Users of the Vietnam Veterans Memorial site -- at http://www.thewall-usa.com-- who searched for U.S. casualties by date were sent to an all-red Web page adorned with a symbol from the Turkish flag, a short video, and messages in Turkish and English. The English messages attacked Kurds, the United States, Israel and Armenia.
According to translations, the Turkish message read: "Is there any equal or likeness to our martyrs at Gallipoli?" It is an apparent reference to the Battle of Gallipoli in 1915 during World War I, during which soldiers from the Ottoman Empire repelled an Allied operation to capture Istanbul, suffering heavy casualties of more than 250,000. The video called it a "story written in blood."
A "Turk Defacer" took credit for the hack, which users reported yesterday to the FBI, the National Park Service and the 4/9 Infantry Manchu (Vietnam) Association, which maintains the site. The message was removed and the search function restored by last night.
Jim Olberding of Ames, Iowa, said he found the message yesterday while researching Vietnam casualties. Olberding -- a Vietnam War veteran whose son is an Army captain with tours in Iraq and Afghanistan -- said the message offended him. "They're attacking American veterans," he said.
The site -- a memorial to veterans and a historical repository that gets heavy traffic around Memorial Day and Veterans Day -- was attacked days after the Vietnam Veterans Memorial in Washington was defaced with an oily substance. Officials with the 4/9 Infantry Association said they received 200 e-mails from users alerting them to the hack. The group's leaders were in Memphis over the weekend to celebrate the association's 10th anniversary and did not know when the hack took place.
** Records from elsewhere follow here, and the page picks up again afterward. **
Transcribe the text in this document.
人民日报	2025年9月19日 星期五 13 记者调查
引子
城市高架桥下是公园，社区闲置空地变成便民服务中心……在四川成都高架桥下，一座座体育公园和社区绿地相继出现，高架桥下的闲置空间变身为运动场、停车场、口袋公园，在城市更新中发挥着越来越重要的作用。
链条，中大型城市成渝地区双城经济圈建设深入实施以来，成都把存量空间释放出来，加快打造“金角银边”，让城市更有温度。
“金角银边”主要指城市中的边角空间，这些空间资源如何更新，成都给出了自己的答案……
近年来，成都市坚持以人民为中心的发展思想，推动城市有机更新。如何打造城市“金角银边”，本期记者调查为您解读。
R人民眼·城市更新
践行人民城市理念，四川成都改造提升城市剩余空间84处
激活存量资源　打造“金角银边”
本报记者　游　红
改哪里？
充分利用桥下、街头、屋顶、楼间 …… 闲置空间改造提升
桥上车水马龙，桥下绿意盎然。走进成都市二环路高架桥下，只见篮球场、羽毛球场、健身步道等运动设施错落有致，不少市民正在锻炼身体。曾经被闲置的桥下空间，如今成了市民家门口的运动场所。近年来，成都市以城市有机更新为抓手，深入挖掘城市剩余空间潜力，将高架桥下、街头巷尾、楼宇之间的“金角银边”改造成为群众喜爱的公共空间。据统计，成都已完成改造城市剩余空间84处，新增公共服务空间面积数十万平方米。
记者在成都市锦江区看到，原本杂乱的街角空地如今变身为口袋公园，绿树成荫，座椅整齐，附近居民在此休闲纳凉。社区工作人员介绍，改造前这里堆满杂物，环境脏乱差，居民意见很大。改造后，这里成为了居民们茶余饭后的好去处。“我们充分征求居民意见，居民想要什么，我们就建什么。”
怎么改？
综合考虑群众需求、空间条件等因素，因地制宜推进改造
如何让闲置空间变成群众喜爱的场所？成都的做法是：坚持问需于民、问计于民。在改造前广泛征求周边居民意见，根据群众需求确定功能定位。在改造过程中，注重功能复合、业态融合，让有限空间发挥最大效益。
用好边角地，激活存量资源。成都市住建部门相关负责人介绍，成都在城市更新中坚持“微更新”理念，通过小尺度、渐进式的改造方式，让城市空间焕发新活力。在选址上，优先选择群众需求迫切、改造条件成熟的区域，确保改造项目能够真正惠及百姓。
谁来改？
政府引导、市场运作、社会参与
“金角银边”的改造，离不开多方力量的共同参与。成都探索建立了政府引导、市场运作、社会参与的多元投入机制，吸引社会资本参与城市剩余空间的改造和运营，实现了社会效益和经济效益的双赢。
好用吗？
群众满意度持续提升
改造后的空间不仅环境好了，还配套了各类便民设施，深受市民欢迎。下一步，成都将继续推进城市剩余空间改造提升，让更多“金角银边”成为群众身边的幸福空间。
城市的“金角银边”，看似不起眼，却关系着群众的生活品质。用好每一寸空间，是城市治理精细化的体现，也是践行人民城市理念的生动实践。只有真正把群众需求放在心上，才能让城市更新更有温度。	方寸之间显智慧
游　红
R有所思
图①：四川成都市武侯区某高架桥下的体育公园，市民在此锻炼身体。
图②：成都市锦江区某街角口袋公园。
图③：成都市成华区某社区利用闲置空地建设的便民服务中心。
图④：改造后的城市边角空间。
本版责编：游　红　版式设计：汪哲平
The nonprofit bought the Web site about eight years ago to ensure that it would endure.
"These kinds of groups are opportunistic and are going to do whatever they think they have to do to get their message out," said Cheryl Criteser, the association's secretary-treasurer. "I've gotten death threats, I've gotten all kinds of negative stuff from other countries. I just figure they're wackos."
A spokesman for the Turkish Embassy in Washington said yesterday that the hack did not seem to be part of an organized group.
Staff writer Jill F. Bartscht and staff researcher Julie Tate contributed to this report.